Black Chamber is an alternative history novel by Canadian-American author S. M. Stirling, published in 2018. The novel is the start of a series wherein Theodore Roosevelt's bid for the U.S. presidency in 1912 was successful. The story begins on September 1, 1916 and features a "Black Chamber" that is much more than the historical U.S. government code-breaking agency.

==Plot summary==

===Preliminaries===
When William Howard Taft, Theodore Roosevelt's opponent in the 1912 presidential election dies of a heart attack, Roosevelt's election is assured. After Roosevelt takes office, the United States conquers Mexico "for its own good" and begins a rigorous progress agenda.

===Main plot===
In September 1916, the United States has not yet declared itself a participant in World War I. President Roosevelt wants to stay out of World War I. However, the war is going very well for Germany and Roosevelt learns that the Germans have a new weapon whose characteristics are unknown.

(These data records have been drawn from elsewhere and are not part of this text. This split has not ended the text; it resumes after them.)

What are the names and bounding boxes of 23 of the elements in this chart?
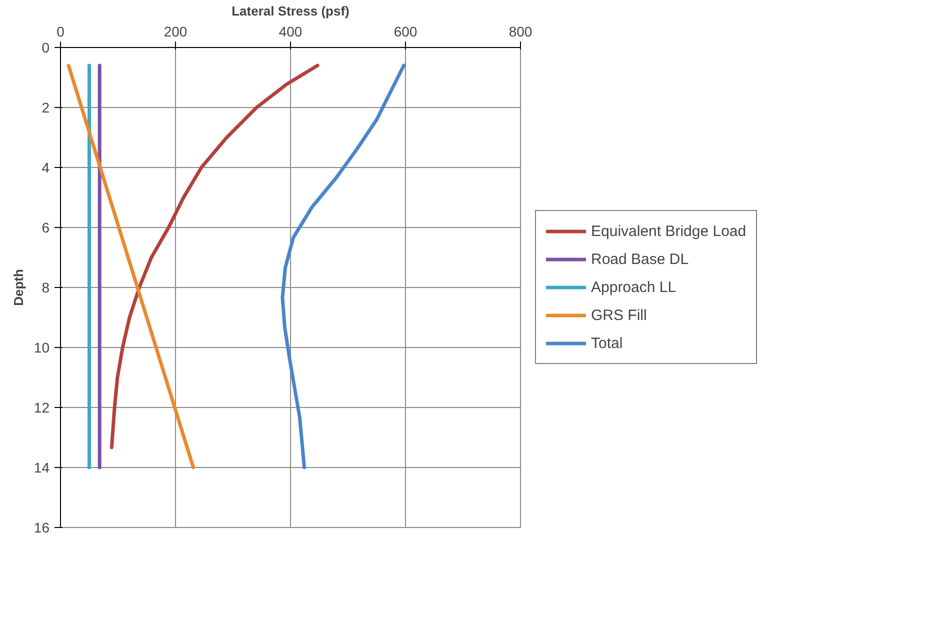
x-tick-label: 200 [164,24,188,40]
y-tick-label: 8 [42,280,50,296]
legend-label: Equivalent Bridge Load [591,222,746,240]
y-tick-label: 4 [42,160,50,176]
legend-label: Approach LL [591,278,676,296]
x-axis-title: Lateral Stress (psf) [232,4,350,18]
legend-label: GRS Fill [591,306,647,324]
x-tick-label: 400 [278,24,302,40]
y-axis-title: Depth [10,269,26,306]
y-tick-label: 16 [34,520,50,536]
y-tick-label: 6 [42,220,50,236]
y-tick-label: 12 [34,400,50,416]
x-tick-label: 800 [508,24,532,40]
y-tick-label: 2 [42,100,50,116]
y-tick-label: 0 [42,40,50,56]
line-series [110,64,320,450]
legend-label: Road Base DL [591,250,689,268]
y-tick-label: 10 [34,340,50,356]
x-tick-label: 600 [394,24,418,40]
line-series [280,64,406,470]
legend-label: Total [591,334,623,352]
y-tick-label: 14 [34,460,50,476]
x-tick-label: 0 [56,24,65,40]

Luz O'Malley Aróstegui is a senior field operative for the Black Chamber, a U.S. spy and security agency. Luz, who is ethnically Cuban-Irish, impersonates a Mexican-Irish revolutionary in order to contact a German agent who she learns is Baron Horst von Dückler. They become lovers and Luz learns that the weapon, called "The Breath of Loki", is a poisonous gas that kills on contact. Luz convinces Ciara Whelan, an Irish-American with a grudge against the U.S. to help her.

Eventually, Luz has to deal with a German plan to keep the United States out of the war by bringing the poisonous gas to the East Coast.

==Characters==

===Factual===
- Theodore Roosevelt, President of the United States
- General Leonard Wood, chief of the US general staff
- John Wilkie, director of the Secret Service and the Black Chamber
- John Hoover, an operative with the Black Chamber

- General Paul von Hindenburg, chief of the general staff, German Army
- General Erich Ludendorff, quartermaster general (second in command), German Army
- Colonel Walter Nicolai, chief of German military intelligence

===Fictional===
- Luz O'Malley Aróstegui, Senior Field Operative with the Black Chamber
- Ciara Whelan, a Fenian at the beginning
- Captain Baron Horst von Dückler, assigned to German military intelligence

==Critical reception==
- Liz Bourke called Black Chamber a "rattlingly good spy thriller" and liked the characters but disliked that none of the characters could truly be considered good and was troubled by the main plot involving the use of chemical weapons on civilians.
- Publishers Weekly in a starred review praised the "lavish historical, linguistic, and cultural detail—including sly digs at real-life figures, such as a youthful J. Edgar Hoover—enhance well-rounded characters to make this a highly enjoyable espionage romp."